Question

The vapour pressure of liquid methanol at ${50}^{0}C$ is $55.5kPa$. Which one is correct for equilibrium reaction attained in a vessel of 5 litres at ${50}^{0}C$ for
$C{H}_{3}OH\left(l\right)\rightleftharpoons C{H}_{3}OH\left(g\right)$?

• A. $K_p=55.5kPa$
• B. $K_c=2.067mol{litre}^{-1}$
• C. $K^0=0.555$
• D. $K^0=0.555kPa$

Answer 1

Answer: (A), (C)

The correct options are
A $K_p=55.5kPa$
C $K^0=0.555$

The vapour pressure of liquid methanol at $50$ is $55.5kPa$. The statements A, B and C are correct for equilibrium reaction attained in a vessel of 5 litre at $50$ for
$C{H}_{3}OH\left(l\right)\rightleftharpoons C{H}_{3}OH\left(g\right)$

(A) $K_p=55.5kPa$.

The equilibrium constant in terms of partial pressures is equal to the partial pressure of methanol which is 55.5 kPa. Note: The active masses of solids and liquids are assumed unity.
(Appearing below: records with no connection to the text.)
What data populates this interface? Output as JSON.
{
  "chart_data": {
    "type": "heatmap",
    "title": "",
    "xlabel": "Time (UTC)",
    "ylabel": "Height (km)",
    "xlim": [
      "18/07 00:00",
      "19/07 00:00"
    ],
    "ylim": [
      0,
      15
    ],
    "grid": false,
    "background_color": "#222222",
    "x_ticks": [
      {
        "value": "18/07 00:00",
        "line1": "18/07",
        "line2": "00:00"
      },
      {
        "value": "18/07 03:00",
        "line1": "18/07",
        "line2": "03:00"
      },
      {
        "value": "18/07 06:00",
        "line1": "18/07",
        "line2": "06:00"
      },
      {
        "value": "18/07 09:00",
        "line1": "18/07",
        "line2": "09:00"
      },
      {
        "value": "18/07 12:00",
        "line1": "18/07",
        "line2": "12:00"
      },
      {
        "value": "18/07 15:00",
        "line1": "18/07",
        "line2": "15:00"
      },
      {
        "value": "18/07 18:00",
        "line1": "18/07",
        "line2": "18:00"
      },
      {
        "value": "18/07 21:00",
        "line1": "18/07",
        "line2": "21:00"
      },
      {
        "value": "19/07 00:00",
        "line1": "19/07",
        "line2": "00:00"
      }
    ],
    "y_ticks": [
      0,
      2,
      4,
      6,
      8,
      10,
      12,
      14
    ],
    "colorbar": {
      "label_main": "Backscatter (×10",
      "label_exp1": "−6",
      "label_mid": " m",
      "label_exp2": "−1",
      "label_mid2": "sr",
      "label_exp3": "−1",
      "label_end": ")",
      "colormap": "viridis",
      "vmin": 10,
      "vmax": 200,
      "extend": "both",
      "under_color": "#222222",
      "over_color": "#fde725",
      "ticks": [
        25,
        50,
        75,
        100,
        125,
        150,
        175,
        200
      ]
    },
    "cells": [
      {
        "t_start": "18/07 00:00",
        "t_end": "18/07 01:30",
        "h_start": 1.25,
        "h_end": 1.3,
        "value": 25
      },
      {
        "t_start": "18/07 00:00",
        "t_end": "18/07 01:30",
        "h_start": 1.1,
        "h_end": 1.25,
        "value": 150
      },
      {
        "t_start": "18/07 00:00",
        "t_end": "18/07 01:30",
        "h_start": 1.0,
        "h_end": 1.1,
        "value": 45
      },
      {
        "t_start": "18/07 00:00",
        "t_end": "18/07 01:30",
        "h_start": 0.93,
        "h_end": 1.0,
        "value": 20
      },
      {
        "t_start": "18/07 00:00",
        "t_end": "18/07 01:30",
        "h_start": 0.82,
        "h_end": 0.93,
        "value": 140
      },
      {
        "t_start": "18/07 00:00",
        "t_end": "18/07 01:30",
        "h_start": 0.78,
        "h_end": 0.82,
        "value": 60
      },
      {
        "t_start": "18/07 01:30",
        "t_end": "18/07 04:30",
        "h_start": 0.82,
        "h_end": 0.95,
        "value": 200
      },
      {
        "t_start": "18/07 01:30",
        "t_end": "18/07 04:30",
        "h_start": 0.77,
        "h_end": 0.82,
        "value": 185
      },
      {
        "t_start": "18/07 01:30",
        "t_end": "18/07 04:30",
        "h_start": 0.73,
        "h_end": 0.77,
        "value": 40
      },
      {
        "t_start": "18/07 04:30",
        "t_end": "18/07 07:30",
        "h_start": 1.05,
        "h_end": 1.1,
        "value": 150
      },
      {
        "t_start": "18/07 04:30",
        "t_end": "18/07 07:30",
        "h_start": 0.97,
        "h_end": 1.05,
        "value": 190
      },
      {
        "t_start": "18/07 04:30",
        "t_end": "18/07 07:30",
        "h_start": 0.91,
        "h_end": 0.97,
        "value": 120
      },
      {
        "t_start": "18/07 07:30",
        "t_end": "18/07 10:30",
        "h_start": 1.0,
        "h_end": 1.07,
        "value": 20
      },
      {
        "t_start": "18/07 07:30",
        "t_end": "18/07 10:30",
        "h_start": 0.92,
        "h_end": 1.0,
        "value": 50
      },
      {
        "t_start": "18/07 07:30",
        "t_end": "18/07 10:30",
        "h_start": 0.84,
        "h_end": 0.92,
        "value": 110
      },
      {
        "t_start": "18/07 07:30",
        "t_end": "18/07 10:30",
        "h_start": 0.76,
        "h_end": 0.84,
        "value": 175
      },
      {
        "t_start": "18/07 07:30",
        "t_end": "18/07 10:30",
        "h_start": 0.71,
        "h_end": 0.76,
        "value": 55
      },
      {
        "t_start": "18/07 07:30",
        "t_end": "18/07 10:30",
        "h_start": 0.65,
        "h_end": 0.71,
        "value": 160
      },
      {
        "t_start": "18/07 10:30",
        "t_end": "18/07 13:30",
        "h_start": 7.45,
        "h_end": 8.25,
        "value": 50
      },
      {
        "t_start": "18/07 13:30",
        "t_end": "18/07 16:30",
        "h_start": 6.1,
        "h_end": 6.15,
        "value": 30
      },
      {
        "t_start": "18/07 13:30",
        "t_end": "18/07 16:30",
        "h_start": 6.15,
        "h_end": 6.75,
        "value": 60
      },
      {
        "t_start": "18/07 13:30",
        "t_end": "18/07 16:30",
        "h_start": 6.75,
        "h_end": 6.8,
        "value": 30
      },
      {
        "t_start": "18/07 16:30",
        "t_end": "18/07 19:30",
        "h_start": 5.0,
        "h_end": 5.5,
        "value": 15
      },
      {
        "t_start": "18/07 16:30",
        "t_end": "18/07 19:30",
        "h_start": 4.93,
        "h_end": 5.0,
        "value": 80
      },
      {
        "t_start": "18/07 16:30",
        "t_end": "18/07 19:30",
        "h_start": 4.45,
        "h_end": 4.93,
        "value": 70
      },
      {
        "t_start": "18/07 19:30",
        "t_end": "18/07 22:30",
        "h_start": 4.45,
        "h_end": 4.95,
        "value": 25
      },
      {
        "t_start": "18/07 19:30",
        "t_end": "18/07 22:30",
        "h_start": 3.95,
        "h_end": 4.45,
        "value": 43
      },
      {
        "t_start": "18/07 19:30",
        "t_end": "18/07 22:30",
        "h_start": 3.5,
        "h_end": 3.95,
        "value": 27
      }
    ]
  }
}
(B) $K_c=2.067mol{litre}^{-1}$

$K_p=55.5kPa=0.555atm$

$K_p=K_c(RT{)}^{\Delta n}$

$R=0.08206Latm/mol/K$

$0.555=K_c\times (0.08206\times 323{)}^1$

$K_c=0.021mol{litre}^{-1}$

(C) $K^0=0.555$. It is the ratio of the partial pressure of methanol to the partial pressure of methanol in its standard state. It is $\frac{55.5}{100}=0.555$

Equilibrium constant expressed in terms of relative activity (i.e., the activity of substance relative to its activity in standard state) has no unit

This is because relative activity is the ratio of two quantities having same units. Hence, relative activity is dimensionless.